February 07, 2026 / 10:35 IST
Announced jointly on February 7, the framework commits to bringing reciprocal tariffs on Indian exports down to 18 percent.
Snapshot AI
  • India-US to reduce tariffs on industrial, agricultural, gems, and aircraft parts
  • Textiles, capital goods, pharma, and seafood may benefit from reduced tariffs
  • Experts suggest diversified mutual funds for sector exposure to retail investors.

India and the United States have agreed to reduce tariffs on a range of sectors, including industrial goods, agricultural products, gems and aircraft parts under a framework for an interim trade agreement.

Announced jointly on February 7, the framework commits to bringing reciprocal tariffs on Indian exports down to 18 percent.

It also reiterates both sides’ intent to negotiate a wider bilateral trade pact that will include further market-access concessions.

For investors, this raises a practical question: which sectors could benefit from this move, and what is the right way to invest in them without taking unnecessary risk?

Several export-oriented sectors are better placed to gain from the deal, especially those with strong linkages to the US market and established manufacturing capabilities in India.

According to Lt Col Rochak Bakshi, CFP, Trunor Enterprises, “Sectors where sentiment had weakened earlier are now seeing renewed interest.”

Capital goods companies with US exposure and textiles should be among the key beneficiaries of the tariff deal. Bakshi says, “Sentiment in these areas had hit a low earlier, and this development helps revive confidence. However, investors should remember that stock performance will ultimately depend on how well companies deliver on earnings.”

Textiles and exports: A possible turnaround

Textiles, in particular, stand out as a potential turnaround sector. Shweta Rajani, Mutual Fund Head at Anand Rathi Wealth Limited, says the sector was among the worst hit after tariffs were imposed.

“Indian textile exporters had seen a sharp business contraction of nearly 35-50 percent and were forced to offer 15-25 percent price discounts to remain competitive,” Rajani explains. With tariffs now reduced to 18 percent, she says India’s cost competitiveness has been restored, especially against countries like Vietnam and Bangladesh.

“This is likely to support volume recovery, margin normalisation and better capacity utilisation over time,” she adds.

Rajani also points to pharmaceuticals and seafood as relatively steady beneficiaries of the India-US deal.

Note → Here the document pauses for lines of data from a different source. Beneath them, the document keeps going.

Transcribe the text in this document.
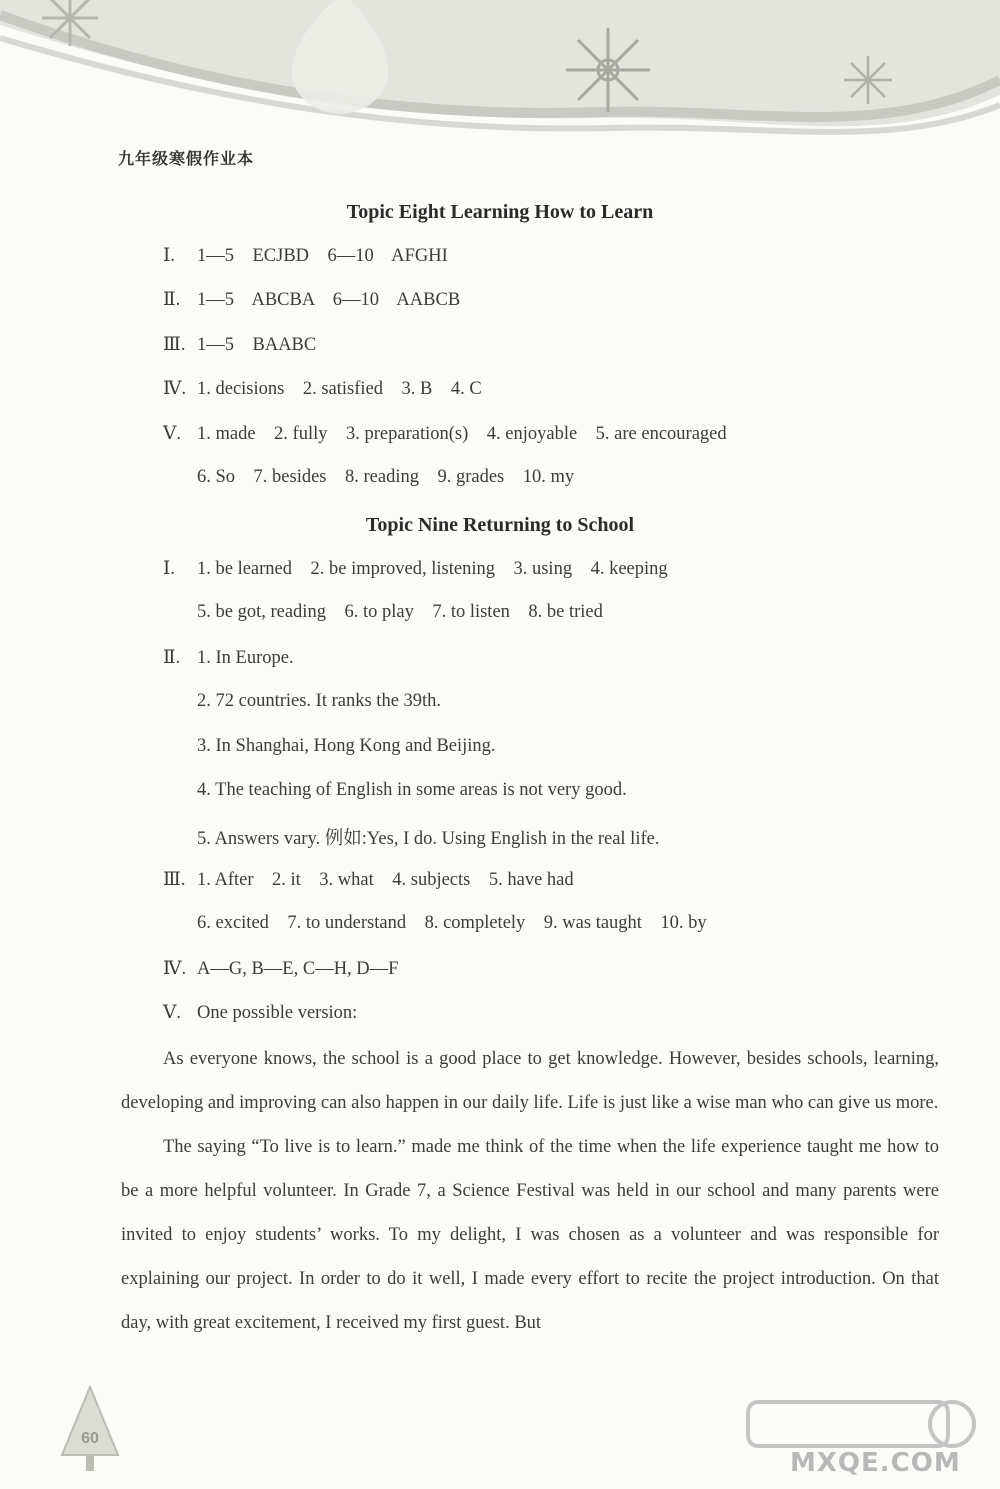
九年级寒假作业本
Topic Eight Learning How to Learn
Ⅰ. 1—5    ECJBD    6—10    AFGHI
Ⅱ. 1—5    ABCBA    6—10    AABCB
Ⅲ. 1—5    BAABC
Ⅳ. 1. decisions    2. satisfied    3. B    4. C
Ⅴ. 1. made    2. fully    3. preparation(s)    4. enjoyable    5. are encouraged
6. So    7. besides    8. reading    9. grades    10. my
Topic Nine Returning to School
Ⅰ. 1. be learned    2. be improved, listening    3. using    4. keeping
5. be got, reading    6. to play    7. to listen    8. be tried
Ⅱ. 1. In Europe.
2. 72 countries. It ranks the 39th.
3. In Shanghai, Hong Kong and Beijing.
4. The teaching of English in some areas is not very good.
5. Answers vary. 例如:Yes, I do. Using English in the real life.
Ⅲ. 1. After    2. it    3. what    4. subjects    5. have had
6. excited    7. to understand    8. completely    9. was taught    10. by
Ⅳ. A—G, B—E, C—H, D—F
Ⅴ. One possible version:

As everyone knows, the school is a good place to get knowledge. However, besides schools, learning, developing and improving can also happen in our daily life. Life is just like a wise man who can give us more.

The saying “To live is to learn.” made me think of the time when the life experience taught me how to be a more helpful volunteer. In Grade 7, a Science Festival was held in our school and many parents were invited to enjoy students’ works. To my delight, I was chosen as a volunteer and was responsible for explaining our project. In order to do it well, I made every effort to recite the project introduction. On that day, with great excitement, I received my first guest. But

60
MXQE.COM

India already has a strong presence in the US market in these segments, supported by experience in regulated manufacturing, strong supply chains and scale.

Earlier, higher tariffs had diluted India’s pricing advantage despite these strengths. “The reduced tariff regime restores this competitive edge, which can support higher export volumes, better realisations and renewed growth momentum,” Rajani says.

That said, experts caution investors against assuming that all sector gains will be long-lasting. While some stocks may see a short-term boost driven by sentiment, sustained performance will depend on consistent improvement in earnings.

How should retail investors take exposure?

For retail investors, the bigger question is how to invest in these themes, through sectoral funds, individual stocks or diversified mutual funds.

Both experts advise caution. “If one cannot devote sufficient time towards research, it is better to take exposure through diversified mutual funds and leave the decisions to professional fund managers backed by research teams,” Bakshi says.

Rajani echoes this view, recommending diversified equity fund categories such as flexi-cap, multi-cap and market-cap-based funds. These funds spread investments across sectors and themes, reduce concentration risk and allow investors to participate across market cycles with greater stability.

For investors, the takeaway is clear: while the India-US tariff deal opens up opportunities in select sectors, long-term success still depends on diversification, earnings delivery and staying aligned to one’s risk comfort, not chasing headlines.